Shirley Povich died in June of 1998 at the age of 92. Along with his brother David, sister Lynn and former Post sports editor George Solomon, Maury Povich pulled together this personal collection and recollection of his father. They sorted through some 17,000 columns to choose the best for the book.
"I wanted the public throughout the country to get a taste of him," Maury Povich tells The Early Show co-anchor Hannah Storm. "Those of us in Washington, who grew up with him, knew all about him. He wrote for 13 presidents, for crying out loud."
People read his column seven days a week. Shirley Povich started when Calvin Coolidge was in office and ended with Bill Clinton.
Driven by a strong sense of social justice, Shirley Povich called for the integration of major league baseball in 1939, and 20 years later he was still at it, attacking Washington Redskins owner George Preston Marshall for having an all-white team.
"His leads would be: The Redskins came on the field in their colors, burgundy, gold and Caucasian," explains Maury Povich. "Or Jim Brown of the Cleveland Browns integrated the Redskins end zone three times. That's how he would do it."
When it came to writing, Maury Povich notes his father took the craft very seriously.
Maury Povich recalls, "Tom Shales, the Pulitzer Prize-winning TV critic of The Washington Post wrote a terrible article on me.

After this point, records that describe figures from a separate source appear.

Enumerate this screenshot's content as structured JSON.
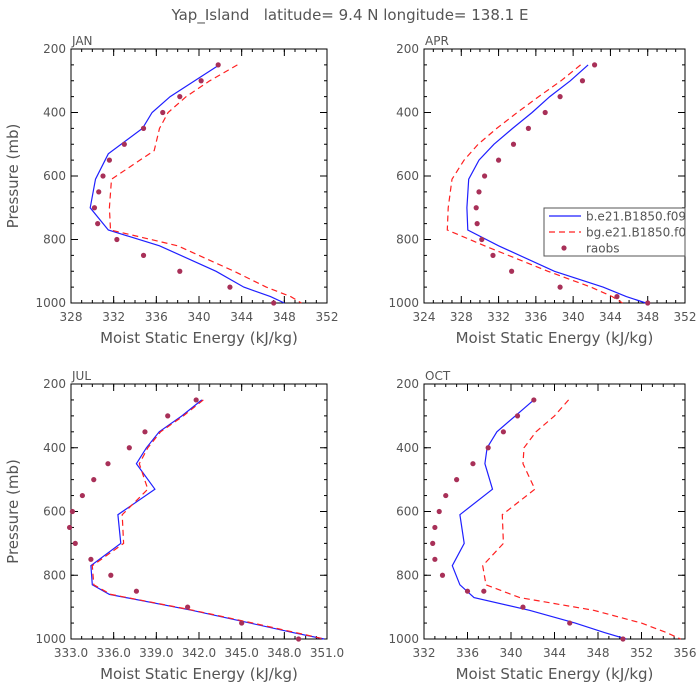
{
  "figure_title": "Yap_Island   latitude= 9.4 N longitude= 138.1 E",
  "legend": {
    "placement": "right, inside APR panel",
    "entries": [
      {
        "label": "b.e21.B1850.f09",
        "color": "#1f1fff",
        "style": "solid"
      },
      {
        "label": "bg.e21.B1850.f0",
        "color": "#ff2020",
        "style": "dashed"
      },
      {
        "label": "raobs",
        "color": "#a83058",
        "style": "dot"
      }
    ]
  },
  "chart_data": [
    {
      "type": "line",
      "title": "JAN",
      "xlabel": "Moist Static Energy (kJ/kg)",
      "ylabel": "Pressure (mb)",
      "xlim": [
        328,
        352
      ],
      "ylim": [
        1000,
        200
      ],
      "xticks": [
        328,
        332,
        336,
        340,
        344,
        348,
        352
      ],
      "xtick_labels": [
        "328",
        "332",
        "336",
        "340",
        "344",
        "348",
        "352"
      ],
      "yticks": [
        200,
        400,
        600,
        800,
        1000
      ],
      "ytick_labels": [
        "200",
        "400",
        "600",
        "800",
        "1000"
      ],
      "series": [
        {
          "name": "b.e21.B1850.f09",
          "color": "#1f1fff",
          "dash": "",
          "x": [
            341.9,
            339.6,
            337.3,
            335.6,
            334.7,
            331.5,
            330.3,
            329.8,
            331.5,
            336.3,
            341.6,
            344.2,
            346.7,
            348.0
          ],
          "y": [
            250,
            300,
            350,
            400,
            450,
            530,
            610,
            700,
            770,
            820,
            900,
            950,
            980,
            1000
          ]
        },
        {
          "name": "bg.e21.B1850.f0",
          "color": "#ff2020",
          "dash": "6,4",
          "x": [
            343.6,
            341.0,
            338.8,
            337.1,
            336.3,
            335.8,
            331.8,
            331.6,
            331.7,
            338.0,
            343.3,
            346.3,
            348.6,
            349.6
          ],
          "y": [
            250,
            300,
            350,
            400,
            450,
            520,
            610,
            700,
            770,
            820,
            900,
            950,
            980,
            1000
          ]
        }
      ],
      "points": {
        "name": "raobs",
        "color": "#a83058",
        "x": [
          341.8,
          340.2,
          338.2,
          336.6,
          334.8,
          333.0,
          331.6,
          331.0,
          330.6,
          330.2,
          330.5,
          332.3,
          334.8,
          338.2,
          342.9,
          347.0
        ],
        "y": [
          250,
          300,
          350,
          400,
          450,
          500,
          550,
          600,
          650,
          700,
          750,
          800,
          850,
          900,
          950,
          1000
        ]
      }
    },
    {
      "type": "line",
      "title": "APR",
      "xlabel": "Moist Static Energy (kJ/kg)",
      "ylabel": "",
      "xlim": [
        324,
        352
      ],
      "ylim": [
        1000,
        200
      ],
      "xticks": [
        324,
        328,
        332,
        336,
        340,
        344,
        348,
        352
      ],
      "xtick_labels": [
        "324",
        "328",
        "332",
        "336",
        "340",
        "344",
        "348",
        "352"
      ],
      "yticks": [
        200,
        400,
        600,
        800,
        1000
      ],
      "ytick_labels": [
        "200",
        "400",
        "600",
        "800",
        "1000"
      ],
      "series": [
        {
          "name": "b.e21.B1850.f09",
          "color": "#1f1fff",
          "dash": "",
          "x": [
            341.6,
            339.7,
            337.5,
            335.6,
            333.5,
            331.5,
            329.9,
            328.8,
            328.6,
            328.7,
            332.0,
            338.0,
            343.2,
            345.7,
            347.8
          ],
          "y": [
            250,
            300,
            350,
            400,
            450,
            500,
            550,
            610,
            700,
            770,
            820,
            900,
            950,
            980,
            1000
          ]
        },
        {
          "name": "bg.e21.B1850.f0",
          "color": "#ff2020",
          "dash": "6,4",
          "x": [
            340.8,
            338.7,
            336.3,
            334.0,
            331.8,
            329.8,
            328.3,
            327.0,
            326.6,
            326.5,
            330.5,
            337.3,
            341.9,
            344.2,
            345.3
          ],
          "y": [
            250,
            300,
            350,
            400,
            450,
            500,
            550,
            610,
            700,
            770,
            820,
            900,
            950,
            980,
            1000
          ]
        }
      ],
      "points": {
        "name": "raobs",
        "color": "#a83058",
        "x": [
          342.3,
          341.0,
          338.6,
          337.0,
          335.2,
          333.6,
          332.0,
          330.5,
          329.9,
          329.6,
          329.7,
          330.2,
          331.4,
          333.4,
          338.6,
          344.7,
          348.0
        ],
        "y": [
          250,
          300,
          350,
          400,
          450,
          500,
          550,
          600,
          650,
          700,
          750,
          800,
          850,
          900,
          950,
          980,
          1000
        ]
      }
    },
    {
      "type": "line",
      "title": "JUL",
      "xlabel": "Moist Static Energy (kJ/kg)",
      "ylabel": "Pressure (mb)",
      "xlim": [
        333,
        351
      ],
      "ylim": [
        1000,
        200
      ],
      "xticks": [
        333,
        336,
        339,
        342,
        345,
        348,
        351
      ],
      "xtick_labels": [
        "333.0",
        "336.0",
        "339.0",
        "342.0",
        "345.0",
        "348.0",
        "351.0"
      ],
      "yticks": [
        200,
        400,
        600,
        800,
        1000
      ],
      "ytick_labels": [
        "200",
        "400",
        "600",
        "800",
        "1000"
      ],
      "series": [
        {
          "name": "b.e21.B1850.f09",
          "color": "#1f1fff",
          "dash": "",
          "x": [
            342.2,
            340.8,
            339.2,
            338.3,
            337.6,
            338.9,
            336.3,
            336.5,
            334.4,
            334.5,
            335.7,
            341.5,
            345.6,
            348.6,
            350.8
          ],
          "y": [
            250,
            300,
            350,
            400,
            450,
            530,
            610,
            700,
            770,
            830,
            860,
            910,
            950,
            980,
            1000
          ]
        },
        {
          "name": "bg.e21.B1850.f0",
          "color": "#ff2020",
          "dash": "6,4",
          "x": [
            342.3,
            340.9,
            339.3,
            338.4,
            337.8,
            338.4,
            336.6,
            336.7,
            334.5,
            334.6,
            335.8,
            341.6,
            345.8,
            348.8,
            350.8
          ],
          "y": [
            250,
            300,
            350,
            400,
            450,
            530,
            610,
            700,
            770,
            830,
            860,
            910,
            950,
            980,
            1000
          ]
        }
      ],
      "points": {
        "name": "raobs",
        "color": "#a83058",
        "x": [
          341.8,
          339.8,
          338.2,
          337.1,
          335.6,
          334.6,
          333.8,
          333.1,
          332.9,
          333.3,
          334.4,
          335.8,
          337.6,
          341.2,
          345.0,
          349.0
        ],
        "y": [
          250,
          300,
          350,
          400,
          450,
          500,
          550,
          600,
          650,
          700,
          750,
          800,
          850,
          900,
          950,
          1000
        ]
      }
    },
    {
      "type": "line",
      "title": "OCT",
      "xlabel": "Moist Static Energy (kJ/kg)",
      "ylabel": "",
      "xlim": [
        332,
        356
      ],
      "ylim": [
        1000,
        200
      ],
      "xticks": [
        332,
        336,
        340,
        344,
        348,
        352,
        356
      ],
      "xtick_labels": [
        "332",
        "336",
        "340",
        "344",
        "348",
        "352",
        "356"
      ],
      "yticks": [
        200,
        400,
        600,
        800,
        1000
      ],
      "ytick_labels": [
        "200",
        "400",
        "600",
        "800",
        "1000"
      ],
      "series": [
        {
          "name": "b.e21.B1850.f09",
          "color": "#1f1fff",
          "dash": "",
          "x": [
            342.1,
            340.4,
            338.7,
            337.8,
            337.6,
            338.3,
            335.3,
            335.7,
            334.6,
            335.3,
            336.6,
            341.7,
            345.9,
            348.6,
            350.6
          ],
          "y": [
            250,
            300,
            350,
            400,
            450,
            530,
            610,
            700,
            770,
            830,
            870,
            910,
            950,
            980,
            1000
          ]
        },
        {
          "name": "bg.e21.B1850.f0",
          "color": "#ff2020",
          "dash": "6,4",
          "x": [
            345.3,
            344.0,
            342.3,
            341.2,
            341.1,
            342.2,
            339.2,
            339.3,
            337.4,
            337.7,
            340.8,
            347.6,
            352.0,
            354.3,
            355.6
          ],
          "y": [
            250,
            300,
            350,
            400,
            450,
            530,
            610,
            700,
            770,
            830,
            870,
            910,
            950,
            980,
            1000
          ]
        }
      ],
      "points": {
        "name": "raobs",
        "color": "#a83058",
        "x": [
          342.1,
          340.6,
          339.3,
          337.9,
          336.5,
          335.0,
          334.0,
          333.4,
          333.0,
          332.8,
          333.0,
          333.7,
          336.0,
          337.5,
          341.1,
          345.4,
          350.3
        ],
        "y": [
          250,
          300,
          350,
          400,
          450,
          500,
          550,
          600,
          650,
          700,
          750,
          800,
          850,
          850,
          900,
          950,
          1000
        ]
      }
    }
  ]
}
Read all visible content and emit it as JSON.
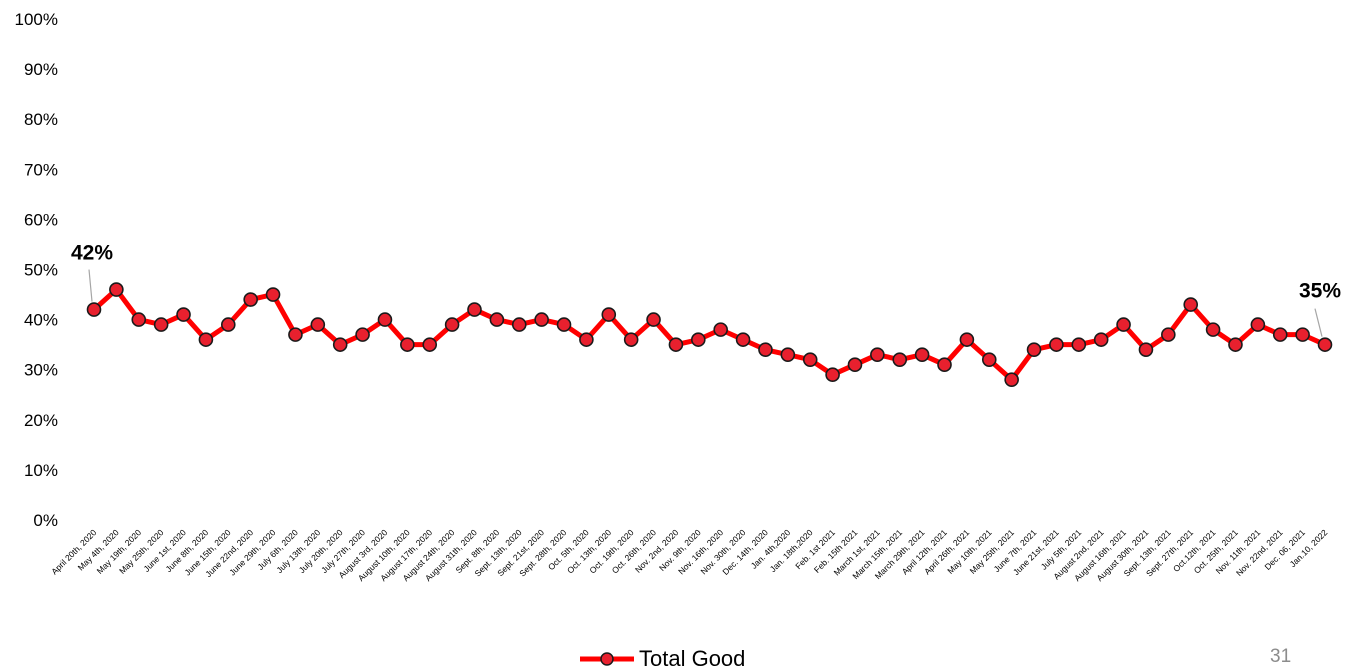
{
  "chart_data": {
    "type": "line",
    "title": "",
    "xlabel": "",
    "ylabel": "",
    "ylim": [
      0,
      1
    ],
    "y_ticks": [
      "0%",
      "10%",
      "20%",
      "30%",
      "40%",
      "50%",
      "60%",
      "70%",
      "80%",
      "90%",
      "100%"
    ],
    "grid": false,
    "legend_position": "bottom-center",
    "categories": [
      "April 20th, 2020",
      "May 4th, 2020",
      "May 19th, 2020",
      "May 25th, 2020",
      "June 1st, 2020",
      "June 8th, 2020",
      "June 15th, 2020",
      "June 22nd, 2020",
      "June 29th, 2020",
      "July 6th, 2020",
      "July 13th, 2020",
      "July 20th, 2020",
      "July 27th, 2020",
      "August 3rd, 2020",
      "August 10th, 2020",
      "August 17th, 2020",
      "August 24th, 2020",
      "August 31th, 2020",
      "Sept. 8th, 2020",
      "Sept. 13th, 2020",
      "Sept. 21st, 2020",
      "Sept. 28th, 2020",
      "Oct. 5th, 2020",
      "Oct. 13th, 2020",
      "Oct. 19th, 2020",
      "Oct. 26th, 2020",
      "Nov. 2nd, 2020",
      "Nov. 9th, 2020",
      "Nov. 16th, 2020",
      "Nov. 30th, 2020",
      "Dec. 14th, 2020",
      "Jan. 4th,2020",
      "Jan. 18th,2020",
      "Feb. 1st 2021",
      "Feb. 15th 2021",
      "March 1st, 2021",
      "March 15th, 2021",
      "March 29th, 2021",
      "April 12th, 2021",
      "April 26th, 2021",
      "May 10th, 2021",
      "May 25th, 2021",
      "June 7th, 2021",
      "June 21st, 2021",
      "July 5th, 2021",
      "August 2nd, 2021",
      "August 16th, 2021",
      "August 30th, 2021",
      "Sept. 13th, 2021",
      "Sept. 27th, 2021",
      "Oct.12th, 2021",
      "Oct. 25th, 2021",
      "Nov. 11th, 2021",
      "Nov. 22nd, 2021",
      "Dec. 06, 2021",
      "Jan.10, 2022"
    ],
    "series": [
      {
        "name": "Total Good",
        "color": "#ff0000",
        "marker_fill": "#e8202e",
        "values": [
          0.42,
          0.46,
          0.4,
          0.39,
          0.41,
          0.36,
          0.39,
          0.44,
          0.45,
          0.37,
          0.39,
          0.35,
          0.37,
          0.4,
          0.35,
          0.35,
          0.39,
          0.42,
          0.4,
          0.39,
          0.4,
          0.39,
          0.36,
          0.41,
          0.36,
          0.4,
          0.35,
          0.36,
          0.38,
          0.36,
          0.34,
          0.33,
          0.32,
          0.29,
          0.31,
          0.33,
          0.32,
          0.33,
          0.31,
          0.36,
          0.32,
          0.28,
          0.34,
          0.35,
          0.35,
          0.36,
          0.39,
          0.34,
          0.37,
          0.43,
          0.38,
          0.35,
          0.39,
          0.37,
          0.37,
          0.35
        ]
      }
    ],
    "annotations": [
      {
        "label": "42%",
        "index": 0
      },
      {
        "label": "35%",
        "index": 55
      }
    ]
  },
  "page_number": "31"
}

Used every S word in the world: smarmy, slimy. I said, 'Dad, don't you read this! Don't let mom read it. This is really bad.' He said: 'Tom Shales is a fine writer. I helped to hire Tom Shales here at the Post.' 'But Dad, I'm your son.' 'Yeah, but good writers are hard to find.'"
Conversing with his dad is what he misses most, Povich says.
He says, "The day after he died, the Belmont was held. One of the horses won by, like, a nose. And it was a mile-and-a-half around the track and nose-to-nose. And I wanted to pick up the phone and talk to him.
"We used to talk every day about sports. And I couldn't. I think it rang a bell with people about their dad, or your mom. You want to talk to them and you can't."